Ein Pain Point (deutsch: Schmerzpunkt) ist ein spezifisches Problem, eine Frustration, ein Hindernis oder ein unbefriedigter Bedarf – den eine Person oder ein Unternehmen erlebt und der sie dazu motiviert eine Lösung zu suchen.
Der Begriff kommt aus dem Englischen: pain bedeutet Schmerz, point bedeutet Punkt. Ein Pain Point ist also der konkrete Punkt wo es wehtut. Wo ein Prozess häkelt. Wo Zeit verloren geht. Wo Geld verschwindet. Wo Frustration entsteht.
Im Marketing und Business bezeichnet Pain Point das Problem oder die Herausforderung die eine Zielperson dazu bringt überhaupt nach einer Lösung zu suchen. Pain Points sind der Startschuss jeder Kaufentscheidung.
"Kein Mensch kauft ein Produkt. Er kauft die Abwesenheit eines Problems."
Ein Bedürfnis ist das was jemand haben will. Ein Pain Point ist das was ihn davon abhält oder was ihn schmerzt. Beide hängen zusammen – aber der Pain Point ist der starkere Motivator. Menschen werden stärker durch Schmerz motiviert als durch Gewinn. Die Verlustaversion ist psychologisch nachgewiesen: Ein entgangener Euro schmerzt mehr als ein gewonnener Euro freut.
Wer im Marketing auf Pain Points setzt statt auf Bedürfnisse, erreicht Menschen dort wo ihre Kaufbereitschaft am höchsten ist.
Im Deutschen werden beide Schreibweisen verwendet: Pain Point (getrennt) ist die englische Originalschreibweise und gleichzeitig die häufigste. Painpoint (zusammen) findet sich ebenfalls – besonders in zusammengesetzten Begriffen wie "Painpoint-Analyse" oder als Teil eines Eigennamens. Beide Schreibweisen sind gebräuchlich und verständlich. Im professionellen Kontext wird die getrennte Schreibung bevorzugt.
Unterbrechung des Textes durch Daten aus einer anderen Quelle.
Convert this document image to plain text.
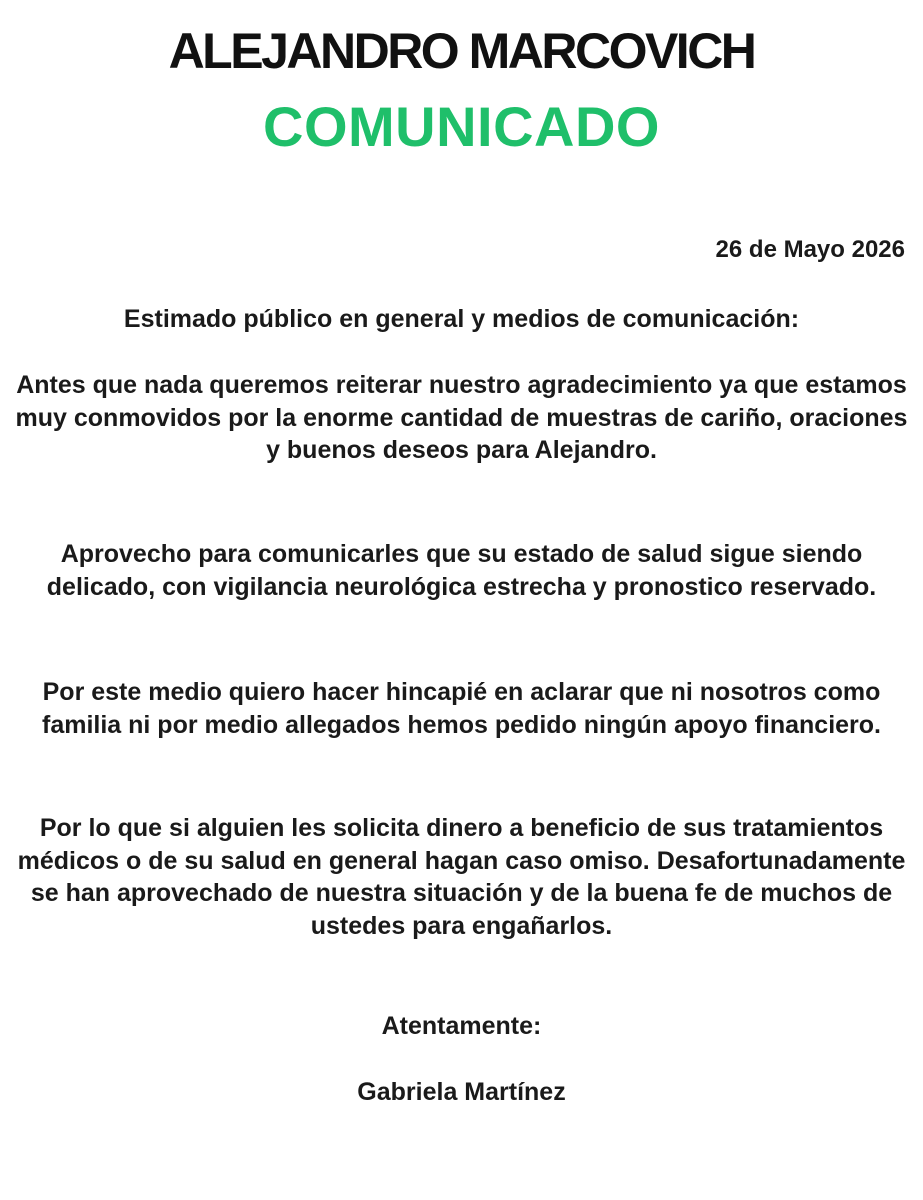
ALEJANDRO MARCOVICH
COMUNICADO
26 de Mayo 2026

Estimado público en general y medios de comunicación:

Antes que nada queremos reiterar nuestro agradecimiento ya que estamos muy conmovidos por la enorme cantidad de muestras de cariño, oraciones y buenos deseos para Alejandro.

Aprovecho para comunicarles que su estado de salud sigue siendo delicado, con vigilancia neurológica estrecha y pronostico reservado.

Por este medio quiero hacer hincapié en aclarar que ni nosotros como familia ni por medio allegados hemos pedido ningún apoyo financiero.

Por lo que si alguien les solicita dinero a beneficio de sus tratamientos médicos o de su salud en general hagan caso omiso. Desafortunadamente se han aprovechado de nuestra situación y de la buena fe de muchos de ustedes para engañarlos.

Atentamente:

Gabriela Martínez
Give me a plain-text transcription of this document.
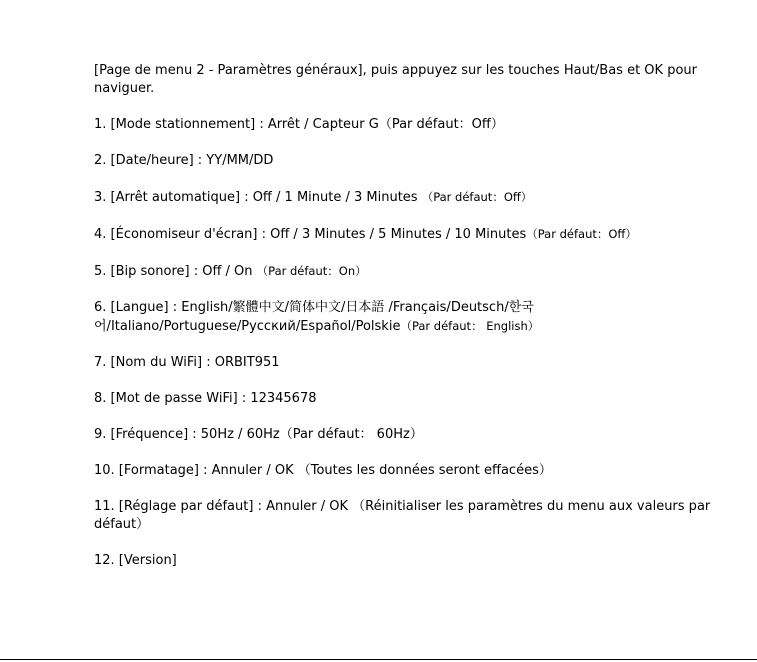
[Page de menu 2 - Paramètres généraux], puis appuyez sur les touches Haut/Bas et OK pour naviguer.

1. [Mode stationnement] : Arrêt / Capteur G（Par défaut：Off）

2. [Date/heure] : YY/MM/DD

3. [Arrêt automatique] : Off / 1 Minute / 3 Minutes （Par défaut：Off）

4. [Économiseur d'écran] : Off / 3 Minutes / 5 Minutes / 10 Minutes（Par défaut：Off）

5. [Bip sonore] : Off / On （Par défaut：On）

6. [Langue] : English/繁體中文/简体中文/日本語 /Français/Deutsch/한국어/Italiano/Portuguese/Pусский/Español/Polskie（Par défaut： English）

7. [Nom du WiFi] : ORBIT951

8. [Mot de passe WiFi] : 12345678

9. [Fréquence] : 50Hz / 60Hz（Par défaut： 60Hz）

10. [Formatage] : Annuler / OK （Toutes les données seront effacées）

11. [Réglage par défaut] : Annuler / OK （Réinitialiser les paramètres du menu aux valeurs par défaut）

12. [Version]
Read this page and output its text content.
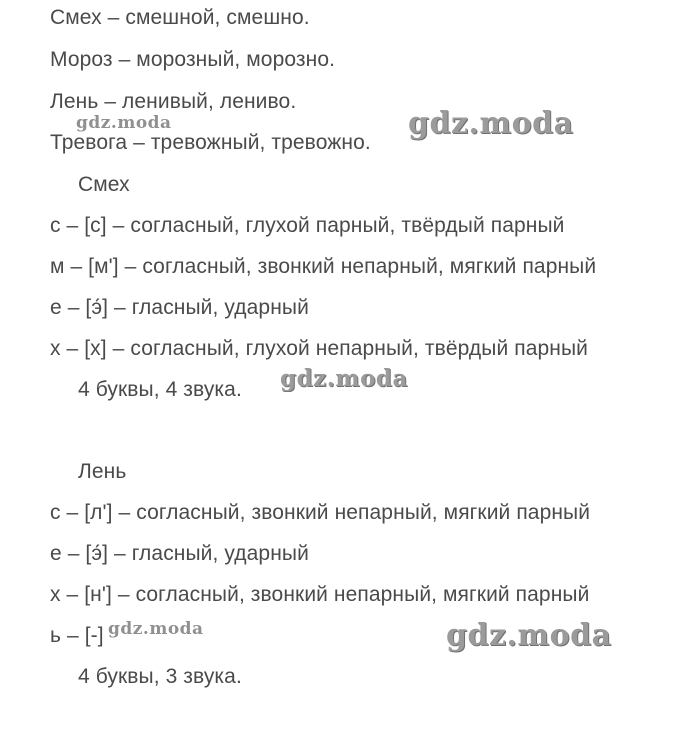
Смех – смешной, смешно.
Мороз – морозный, морозно.
Лень – ленивый, лениво.
Тревога – тревожный, тревожно.
Смех
с – [с] – согласный, глухой парный, твёрдый парный
м – [м'] – согласный, звонкий непарный, мягкий парный
е – [э́] – гласный, ударный
х – [х] – согласный, глухой непарный, твёрдый парный
4 буквы, 4 звука.
Лень
с – [л'] – согласный, звонкий непарный, мягкий парный
е – [э́] – гласный, ударный
х – [н'] – согласный, звонкий непарный, мягкий парный
ь – [-]
4 буквы, 3 звука.
gdz.moda	gdz.moda
gdz.moda
gdz.moda	gdz.moda
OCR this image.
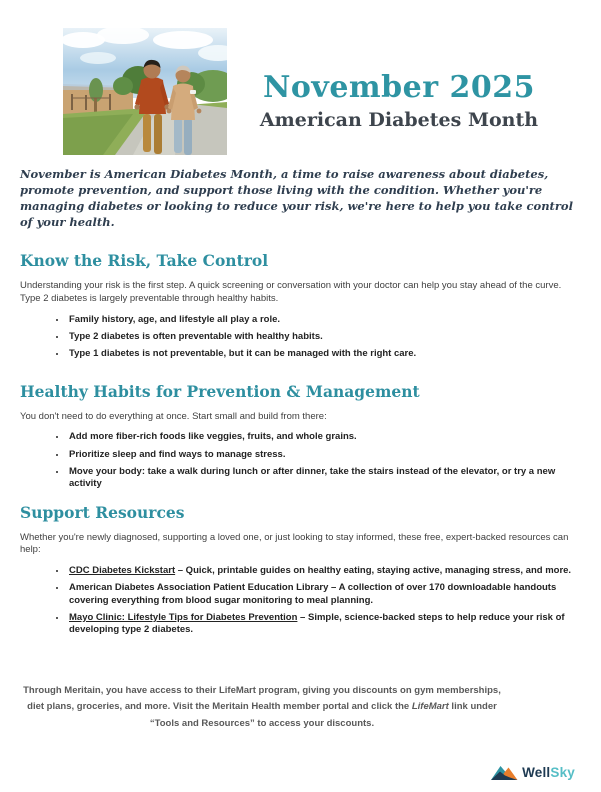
November 2025
American Diabetes Month

November is American Diabetes Month, a time to raise awareness about diabetes, promote prevention, and support those living with the condition. Whether you're managing diabetes or looking to reduce your risk, we're here to help you take control of your health.

Know the Risk, Take Control

Understanding your risk is the first step. A quick screening or conversation with your doctor can help you stay ahead of the curve. Type 2 diabetes is largely preventable through healthy habits.

• Family history, age, and lifestyle all play a role.
• Type 2 diabetes is often preventable with healthy habits.
• Type 1 diabetes is not preventable, but it can be managed with the right care.
Healthy Habits for Prevention & Management

You don't need to do everything at once. Start small and build from there:

• Add more fiber-rich foods like veggies, fruits, and whole grains.
• Prioritize sleep and find ways to manage stress.
• Move your body: take a walk during lunch or after dinner, take the stairs instead of the elevator, or try a new activity
Support Resources

Whether you're newly diagnosed, supporting a loved one, or just looking to stay informed, these free, expert-backed resources can help:

• CDC Diabetes Kickstart – Quick, printable guides on healthy eating, staying active, managing stress, and more.
• American Diabetes Association Patient Education Library – A collection of over 170 downloadable handouts covering everything from blood sugar monitoring to meal planning.
• Mayo Clinic: Lifestyle Tips for Diabetes Prevention – Simple, science-backed steps to help reduce your risk of developing type 2 diabetes.

Through Meritain, you have access to their LifeMart program, giving you discounts on gym memberships, diet plans, groceries, and more. Visit the Meritain Health member portal and click the LifeMart link under “Tools and Resources” to access your discounts.

WellSky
Nicht Features. Nicht Preise. Nicht Marken. Probleme. Wer im Marketing mit Pain Points arbeitet, spricht direkt die Kaufmotivation an – nicht ein abstraktes Bedürfnis das vielleicht irgendwann relevant wird.
Warum? Weil Präzision Vertrauen erzeugt. Wenn jemand exakt sagt was dich nachts wach hält, glaubst du automatisch dass er auch die Lösung dafür hat. Pain Points zu kennen ist nicht nur Marketing-Strategie – es ist Preismacht.
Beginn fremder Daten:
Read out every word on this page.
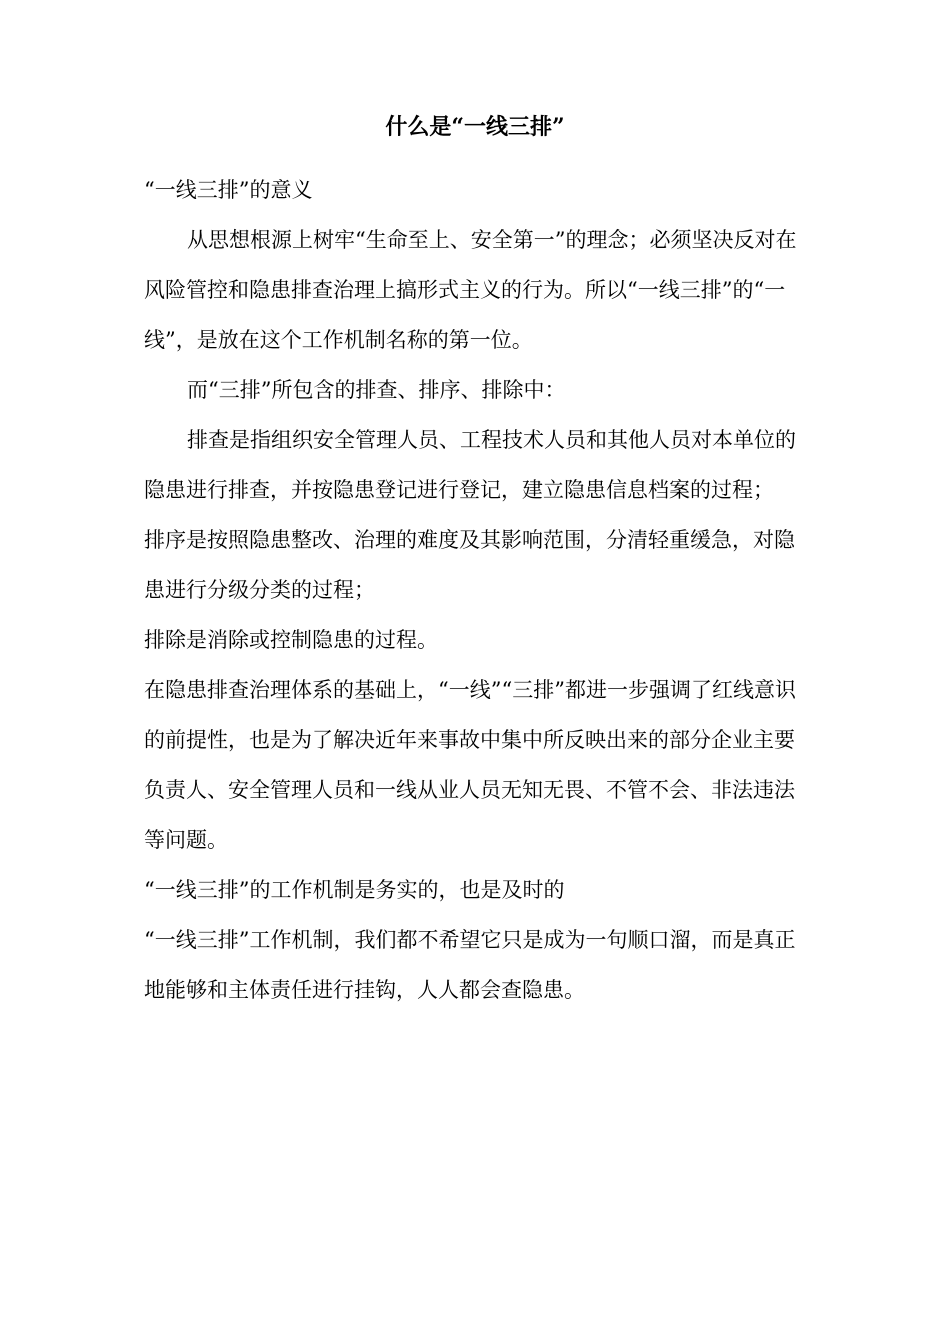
什么是“一线三排”

“一线三排”的意义

从思想根源上树牢“生命至上、安全第一”的理念；必须坚决反对在风险管控和隐患排查治理上搞形式主义的行为。所以“一线三排”的“一线”，是放在这个工作机制名称的第一位。

而“三排”所包含的排查、排序、排除中：

排查是指组织安全管理人员、工程技术人员和其他人员对本单位的隐患进行排查，并按隐患登记进行登记，建立隐患信息档案的过程；

排序是按照隐患整改、治理的难度及其影响范围，分清轻重缓急，对隐患进行分级分类的过程；

排除是消除或控制隐患的过程。

在隐患排查治理体系的基础上，“一线”“三排”都进一步强调了红线意识的前提性，也是为了解决近年来事故中集中所反映出来的部分企业主要负责人、安全管理人员和一线从业人员无知无畏、不管不会、非法违法等问题。

“一线三排”的工作机制是务实的，也是及时的

“一线三排”工作机制，我们都不希望它只是成为一句顺口溜，而是真正地能够和主体责任进行挂钩，人人都会查隐患。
Laut Forschung von Bain & Company verlassen über 80 % aller Kunden einen Anbieter aufgrund von Erfahrungen die direkt mit nicht gelösten Pain Points zusammenhängen: zu langsamer Service, zu komplizierte Prozesse, zu wenig Transparenz. Pain Points kosten nicht nur zukünftige Kunden – sie kosten auch bestehende.
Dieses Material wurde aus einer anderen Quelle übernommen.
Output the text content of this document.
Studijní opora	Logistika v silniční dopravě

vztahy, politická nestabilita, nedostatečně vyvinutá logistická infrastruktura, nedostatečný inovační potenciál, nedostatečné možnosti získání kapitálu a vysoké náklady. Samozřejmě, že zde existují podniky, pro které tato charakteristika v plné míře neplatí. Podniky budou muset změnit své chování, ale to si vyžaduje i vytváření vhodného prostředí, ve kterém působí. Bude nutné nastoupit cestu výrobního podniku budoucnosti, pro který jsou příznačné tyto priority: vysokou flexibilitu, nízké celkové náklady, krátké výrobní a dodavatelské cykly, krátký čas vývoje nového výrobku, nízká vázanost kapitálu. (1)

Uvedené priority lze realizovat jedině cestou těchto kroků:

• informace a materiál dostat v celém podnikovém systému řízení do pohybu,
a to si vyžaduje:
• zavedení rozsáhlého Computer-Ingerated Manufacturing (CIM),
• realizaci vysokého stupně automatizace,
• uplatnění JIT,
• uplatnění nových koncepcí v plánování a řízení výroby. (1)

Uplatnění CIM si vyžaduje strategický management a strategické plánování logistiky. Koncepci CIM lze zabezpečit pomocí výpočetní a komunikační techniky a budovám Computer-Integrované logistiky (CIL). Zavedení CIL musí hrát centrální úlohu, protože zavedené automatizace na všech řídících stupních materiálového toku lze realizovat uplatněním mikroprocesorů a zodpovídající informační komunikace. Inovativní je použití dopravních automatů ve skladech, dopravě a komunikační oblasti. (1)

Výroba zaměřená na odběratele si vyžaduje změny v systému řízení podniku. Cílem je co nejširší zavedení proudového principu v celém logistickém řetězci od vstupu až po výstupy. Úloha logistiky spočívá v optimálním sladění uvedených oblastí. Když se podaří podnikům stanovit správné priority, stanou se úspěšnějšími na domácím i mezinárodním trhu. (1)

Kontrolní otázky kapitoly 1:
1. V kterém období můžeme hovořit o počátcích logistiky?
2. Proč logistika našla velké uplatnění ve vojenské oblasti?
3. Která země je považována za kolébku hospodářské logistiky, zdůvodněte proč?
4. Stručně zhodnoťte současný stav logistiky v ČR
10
Jede Kaufentscheidung beginnt mit einem Unbehagen. Einem Zustand der nicht so ist wie er sein sollte. Einem Problem das drückt. Einem Engpass der nervt. Einem Risiko das Angst macht.
Das ist der Pain Point. Und er ist keine Marketing-Konstruktion – er ist menschliche Psychologie.
Daniel Kahneman, Nobelpreisträger für Wirtschaft, bewies mit seiner Prospect Theory: Verluste schmerzen doppelt so stark wie gleichwertige Gewinne Freude bereiten. Das bedeutet: Wer den Pain anspricht – den echten Schmerz den jemand hat – aktiviert eine stärkere Emotion als wer Vorteile verspricht.
Ein Beispiel: „Mit uns sparst du 2 Stunden pro Woche“ ist schwach. „Du verlierst jeden Monat 8 Stunden mit einem Prozess der automatisiert sein könnte“ ist stark. Gleiche Information. Anderer Rahmen. Anderer Pain.
Marketing das keinen Pain anspricht ist Leerstand. Es informiert, aber es bewegt nicht. Es erklärt Features statt Probleme zu lösen. Es zeigt Preise statt Wert zu kommunizieren.
Der Unterschied zwischen einer Webseite die Anfragen bringt und einer die keiner besucht: Die eine adressiert den Pain Point in der H1. Die andere beschreibt das Unternehmen. Wer googelt „Webdesign Agentur München“ will kein Design. Er will einen digitalen Auftritt der Kunden bringt – weil sein aktueller das nicht tut. Das ist sein Pain Point. Und genau das muss die H1 sagen.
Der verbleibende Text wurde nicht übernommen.